I could tell you how to catch the fox in a leghold, but, you need to make sure no domestic animals would get caught. If there are any dogs or cats around, I guarantee they would be caught first. For something as large as a fox, you also need a large enough trap to hold him, or he will become trap wary. Are there any markings on the traps? For fox, I would boil new traps, then dip them in beeswax, then hang them out in the woods for at least 6 months to loose any trace of human scent. Then to set them, I would wear large rubber gloves set in the stream for a couple weeks. Now maybe this fox is not that wary, but the longer that trap is set without catching him, the better chance you have of catching a dog or cat, or a skunk, or a 'coon. Fox are indeed a difficult animal to trap.
You don't bait the actual trap. To make a "set", you would place the bait in an area with one way in and set the trap in the path. If you would like some good reading on this, pick up an issue of Fur-Fish-and Game at a good magazine shop. This is my favorite, most practical outdoors magazine. Furs have been going up. Up high enough I may get a coon dog and dig out my old traps. I can remember getting upwards of $70 for a coon pelt 25 years ago. They're up to about $40 now. I just got a gallon of chicken guts from a local farm. I'm going to put them in a glass gallon jar and bury them until late October and use them for bait. Yummy.

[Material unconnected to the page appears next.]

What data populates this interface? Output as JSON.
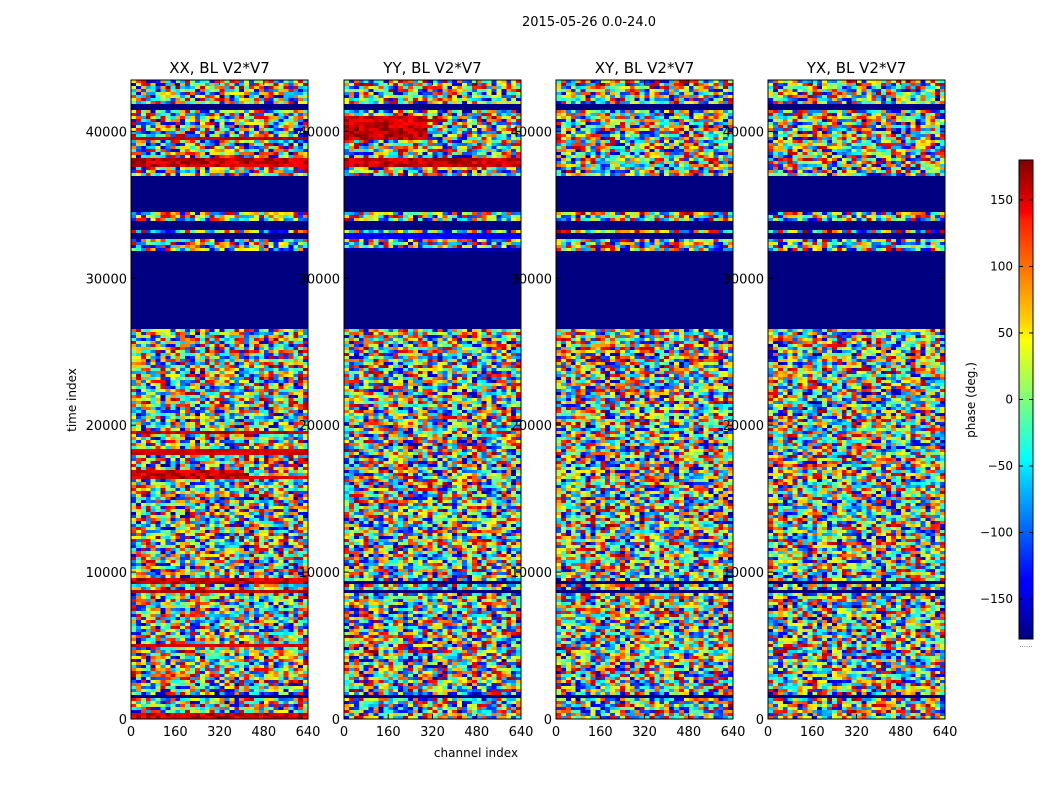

I think your best bet is a predator call early in the morning. You can buy tapes of them and play them thru a portable tape player, or a boom box. There are ads for these tapes in the magazine above.
Good luck, Andy.
For the record, there is nothing more I hate than to see an animal suffer. I used to use legholds out in the open when I was younger. Now, the only legholds I would use would be drowning sets. All others would be conibears which when set properly, snap the animals neck and at worst suffocates them. I believe in quick, clean kills.